O governo de Jair Bolsonaro montou um esquema de rateio de recursos públicos entre parlamentares de sua base, fora dos controles orçamentários, conforme mostraram reportagens do Estado publicadas desde domingo.
Trata-se de um escândalo que espanta não apenas pelos valores envolvidos – em torno de R$ 3 bilhões, até onde a reportagem pôde verificar –, mas também pela sorrateira engenharia para escamotear a escassez de critérios técnicos e a abundância de critérios políticos para a distribuição do dinheiro. Nada nessa história parece nem remotamente republicano.
No esquema, dezenas de parlamentares governistas ganharam a chance de determinar a destinação de verbas do Ministério do Desenvolvimento Regional. O manejo dos recursos, por lei, cabe somente à pasta, dentro dos limites estabelecidos pelo Orçamento, mas o governo, no afã de agradar a sua base, simplesmente abriu mão dessa prerrogativa.
As verbas em questão resultam das chamadas “emendas de relator”, modalidade de emenda parlamentar ao Orçamento introduzida no ano passado. O relator-geral do Orçamento pode encaminhar emendas para, entre outros objetivos, remanejar recursos para determinadas áreas. Nessa modalidade, não cabe ao relator indicar qual município receberá o dinheiro nem qual obra será financiada. Essa tarefa – a execução orçamentária – é do Ministério.
Mas o governo de Jair Bolsonaro concedeu a parlamentares aliados a possibilidade de direcionar essas verbas remanejadas conforme seus interesses políticos. Deputados e senadores já têm a prerrogativa de encaminhar emendas pessoais ao Orçamento, nas quais apontam o beneficiário e a justificativa técnica do gasto, e em geral servem para atender a suas bases eleitorais. Nesse caso, as cotas são iguais para todos os parlamentares – e limitadas a R$ 8 milhões por ano. No esquema revelado pelo Estado, contudo, quem vota com o governo ganha a chance de apadrinhar projetos cujo valor vai muito além do limite estabelecido para as emendas.
A título de exemplo, o senador Davi Alcolumbre (DEM-AP), um dos premiados, determinou a destinação de R$ 277 milhões de verbas do Ministério do Desenvolvimento Regional. O senador levaria 34 anos para conseguir indicar esse valor caso se restringisse a encaminhar emendas parlamentares.
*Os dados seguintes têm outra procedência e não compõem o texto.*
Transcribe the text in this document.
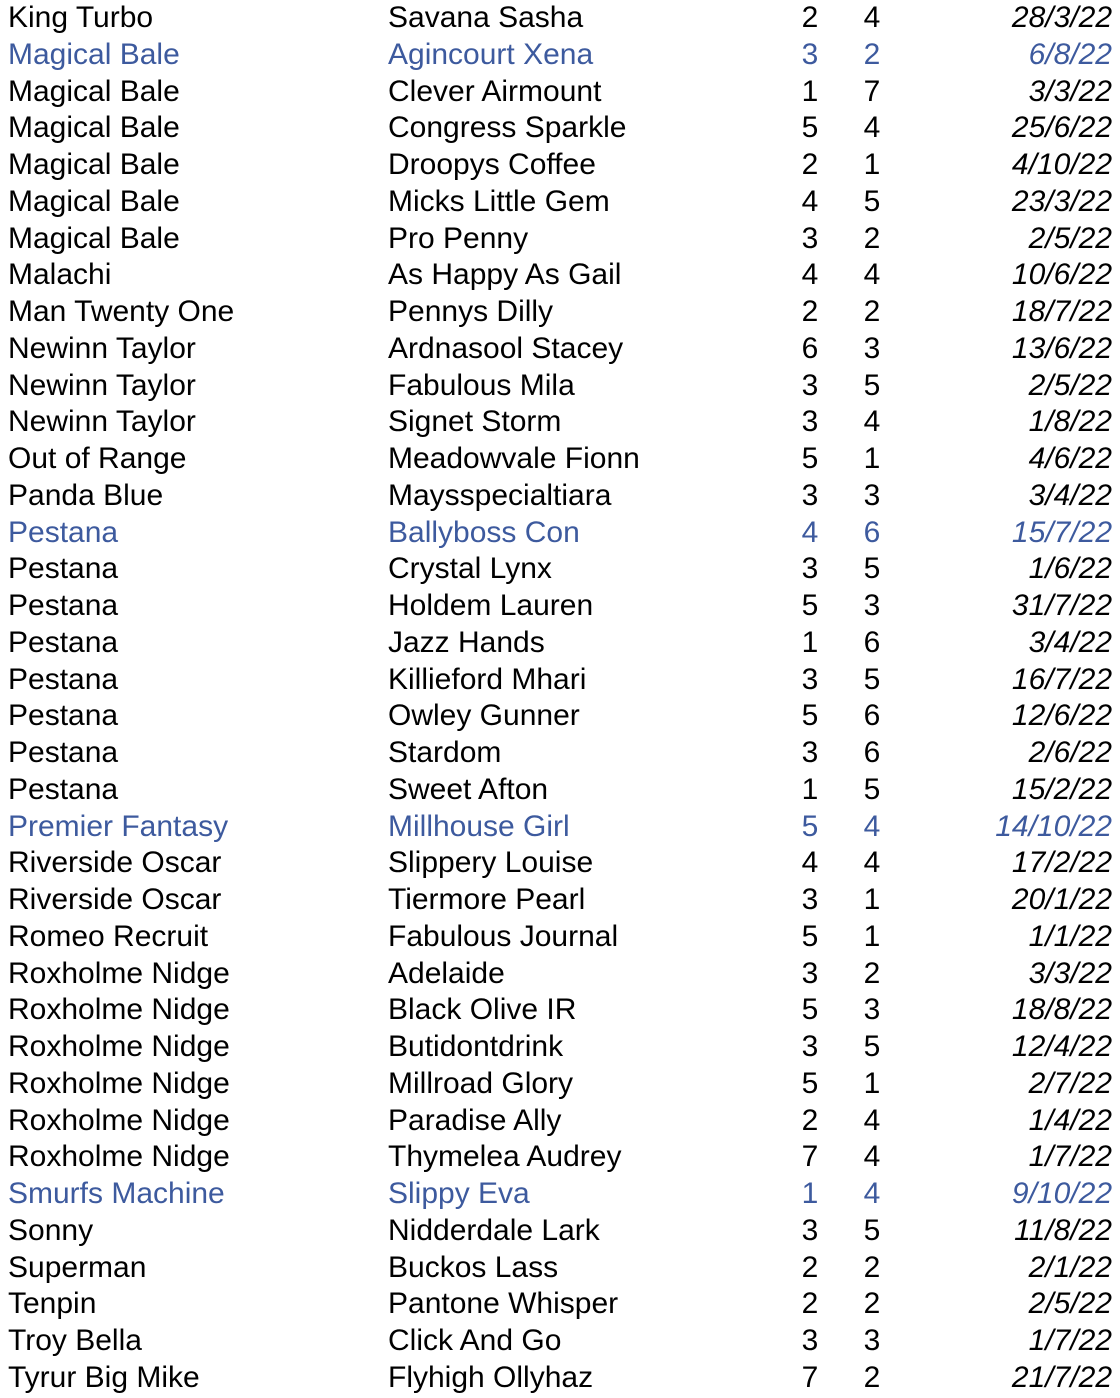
King Turbo	Savana Sasha	2 4	28/3/22
Magical Bale	Agincourt Xena	3 2	6/8/22
Magical Bale	Clever Airmount	1 7	3/3/22
Magical Bale	Congress Sparkle	5 4	25/6/22
Magical Bale	Droopys Coffee	2 1	4/10/22
Magical Bale	Micks Little Gem	4 5	23/3/22
Magical Bale	Pro Penny	3 2	2/5/22
Malachi	As Happy As Gail	4 4	10/6/22
Man Twenty One	Pennys Dilly	2 2	18/7/22
Newinn Taylor	Ardnasool Stacey	6 3	13/6/22
Newinn Taylor	Fabulous Mila	3 5	2/5/22
Newinn Taylor	Signet Storm	3 4	1/8/22
Out of Range	Meadowvale Fionn	5 1	4/6/22
Panda Blue	Maysspecialtiara	3 3	3/4/22
Pestana	Ballyboss Con	4 6	15/7/22
Pestana	Crystal Lynx	3 5	1/6/22
Pestana	Holdem Lauren	5 3	31/7/22
Pestana	Jazz Hands	1 6	3/4/22
Pestana	Killieford Mhari	3 5	16/7/22
Pestana	Owley Gunner	5 6	12/6/22
Pestana	Stardom	3 6	2/6/22
Pestana	Sweet Afton	1 5	15/2/22
Premier Fantasy	Millhouse Girl	5 4	14/10/22
Riverside Oscar	Slippery Louise	4 4	17/2/22
Riverside Oscar	Tiermore Pearl	3 1	20/1/22
Romeo Recruit	Fabulous Journal	5 1	1/1/22
Roxholme Nidge	Adelaide	3 2	3/3/22
Roxholme Nidge	Black Olive IR	5 3	18/8/22
Roxholme Nidge	Butidontdrink	3 5	12/4/22
Roxholme Nidge	Millroad Glory	5 1	2/7/22
Roxholme Nidge	Paradise Ally	2 4	1/4/22
Roxholme Nidge	Thymelea Audrey	7 4	1/7/22
Smurfs Machine	Slippy Eva	1 4	9/10/22
Sonny	Nidderdale Lark	3 5	11/8/22
Superman	Buckos Lass	2 2	2/1/22
Tenpin	Pantone Whisper	2 2	2/5/22
Troy Bella	Click And Go	3 3	1/7/22
Tyrur Big Mike	Flyhigh Ollyhaz	7 2	21/7/22
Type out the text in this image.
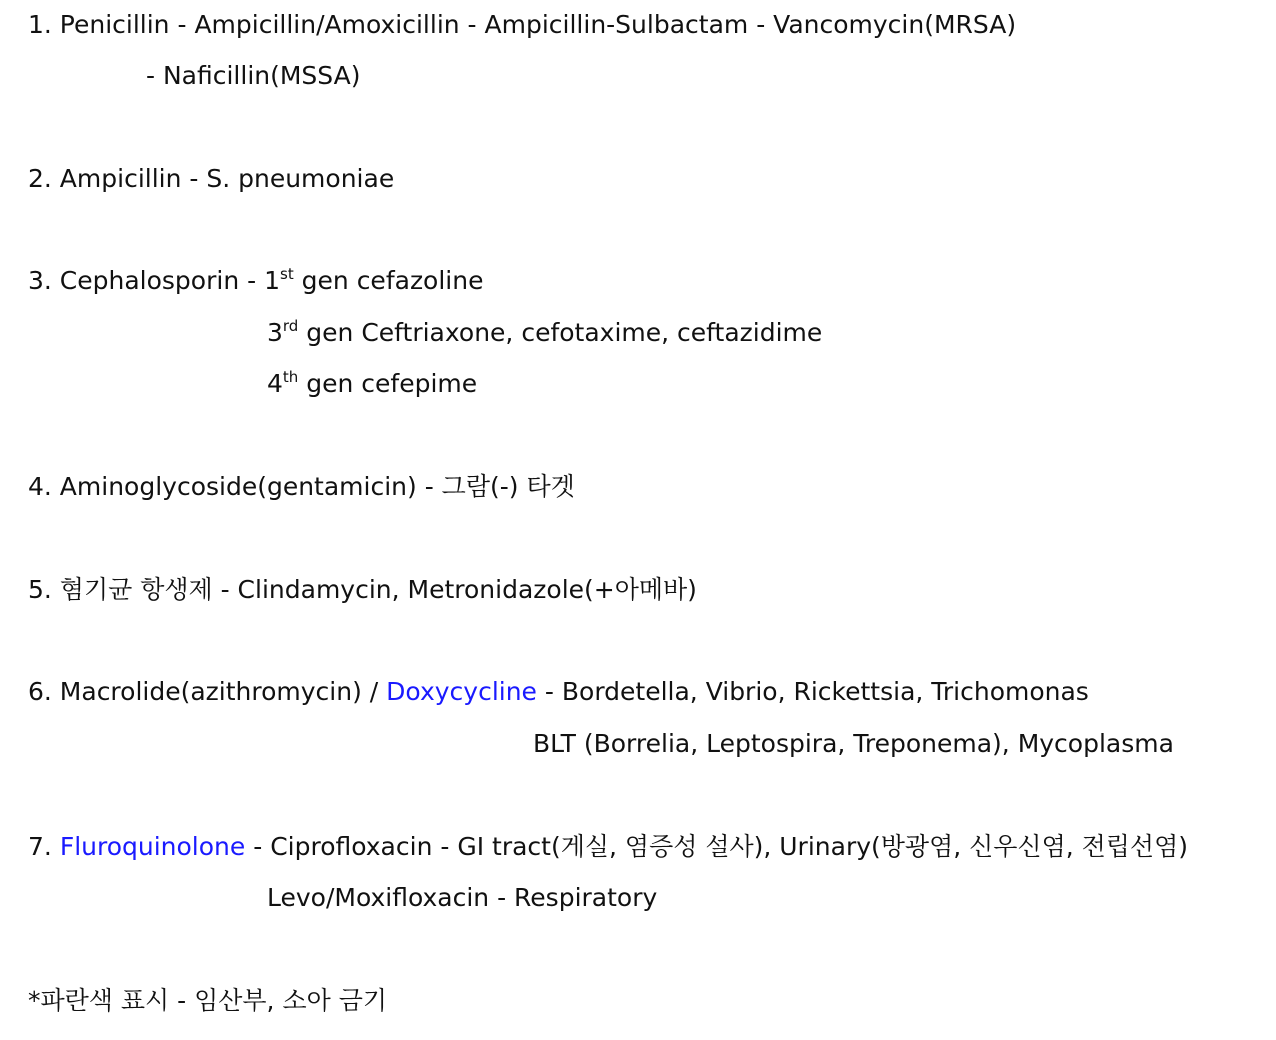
1. Penicillin - Ampicillin/Amoxicillin - Ampicillin-Sulbactam - Vancomycin(MRSA)
- Naficillin(MSSA)
2. Ampicillin - S. pneumoniae
3. Cephalosporin - 1st gen cefazoline
3rd gen Ceftriaxone, cefotaxime, ceftazidime
4th gen cefepime
4. Aminoglycoside(gentamicin) - 그람(-) 타겟
5. 혐기균 항생제 - Clindamycin, Metronidazole(+아메바)
6. Macrolide(azithromycin) / Doxycycline - Bordetella, Vibrio, Rickettsia, Trichomonas
BLT (Borrelia, Leptospira, Treponema), Mycoplasma
7. Fluroquinolone - Ciprofloxacin - GI tract(게실, 염증성 설사), Urinary(방광염, 신우신염, 전립선염)
Levo/Moxifloxacin - Respiratory
*파란색 표시 - 임산부, 소아 금기
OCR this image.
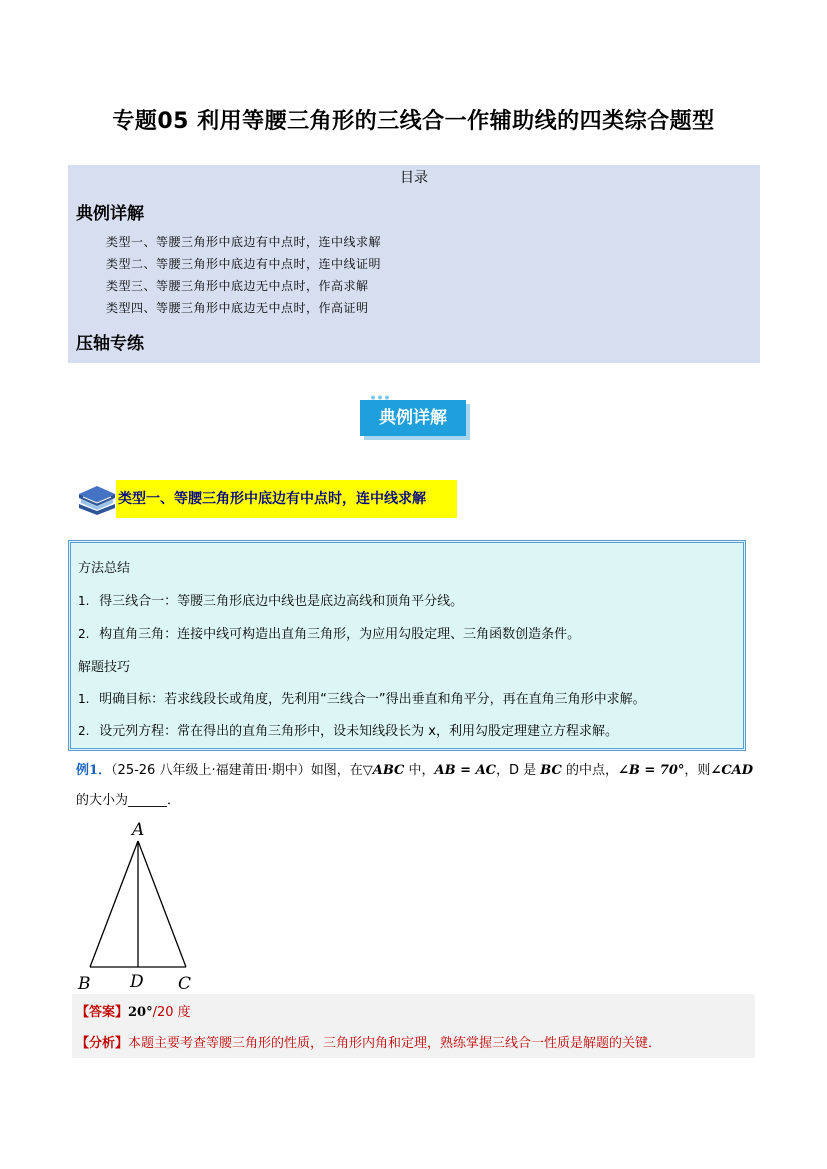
专题05 利用等腰三角形的三线合一作辅助线的四类综合题型
目录
典例详解
类型一、等腰三角形中底边有中点时，连中线求解
类型二、等腰三角形中底边有中点时，连中线证明
类型三、等腰三角形中底边无中点时，作高求解
类型四、等腰三角形中底边无中点时，作高证明
压轴专练
典例详解
类型一、等腰三角形中底边有中点时，连中线求解
方法总结
1. 得三线合一：等腰三角形底边中线也是底边高线和顶角平分线。
2. 构直角三角：连接中线可构造出直角三角形，为应用勾股定理、三角函数创造条件。
解题技巧
1. 明确目标：若求线段长或角度，先利用“三线合一”得出垂直和角平分，再在直角三角形中求解。
2. 设元列方程：常在得出的直角三角形中，设未知线段长为 x，利用勾股定理建立方程求解。
例1．（25-26 八年级上·福建莆田·期中）如图，在▽ABC 中，AB = AC，D 是 BC 的中点，∠B = 70°，则∠CAD
的大小为______．
A
B D C
【答案】20°/20 度
【分析】本题主要考查等腰三角形的性质，三角形内角和定理，熟练掌握三线合一性质是解题的关键．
Os ofícios enviados pelos parlamentares para movimentar o Orçamento fora dos controles públicos mostram a sem-cerimônia. Nos documentos, obtidos pela reportagem, os políticos usam expressões como “minha cota”, “fui contemplado” e “recursos a mim reservados”.
Para adicionar insulto à injúria, parte considerável do dinheiro manejado pelos parlamentares destinou-se à compra de máquinas agrícolas a um custo várias vezes superior ao estabelecido pela tabela do governo. Portanto, há claros sinais de superfaturamento.
Grande como é, o escândalo agora revelado embute um outro, igualmente impressionante: é a incrível expansão da Codevasf (Companhia de Desenvolvimento dos Vales do São Francisco e do Parnaíba), estatal que recebeu boa parte dos recursos irregularmente direcionados pelos parlamentares governistas.
A estatal, criada em 1974 para atender 504 cidades e desenvolver as margens do Rio São Francisco, hoje atua em nada menos que 2.675 municípios – alguns dos quais distantes 1.500 km do rio.
A dilatação da Codevasf foi patrocinada pelo presidente Bolsonaro, que incluiu mil municípios na cobertura da estatal com vista a ganhar apoio à sua reeleição. Até o Amapá do senador Alcolumbre, a léguas do Rio São Francisco, agora é atendido pela Codevasf. Ademais, Bolsonaro loteou as diretorias da Codevasf entre os partidos do Centrão, que trataram de articular a abertura de superintendências regionais para distribuí-las a aliados.
Assim, o presidente Bolsonaro ofereceu às raposas do Congresso não somente as galinhas, como os ovos e as chaves do galinheiro. Como se sabe, a elaboração e a execução do Orçamento são reguladas por rígida legislação, que exige total transparência. Mas Bolsonaro e seus felpudos associados não gostam muito de leis.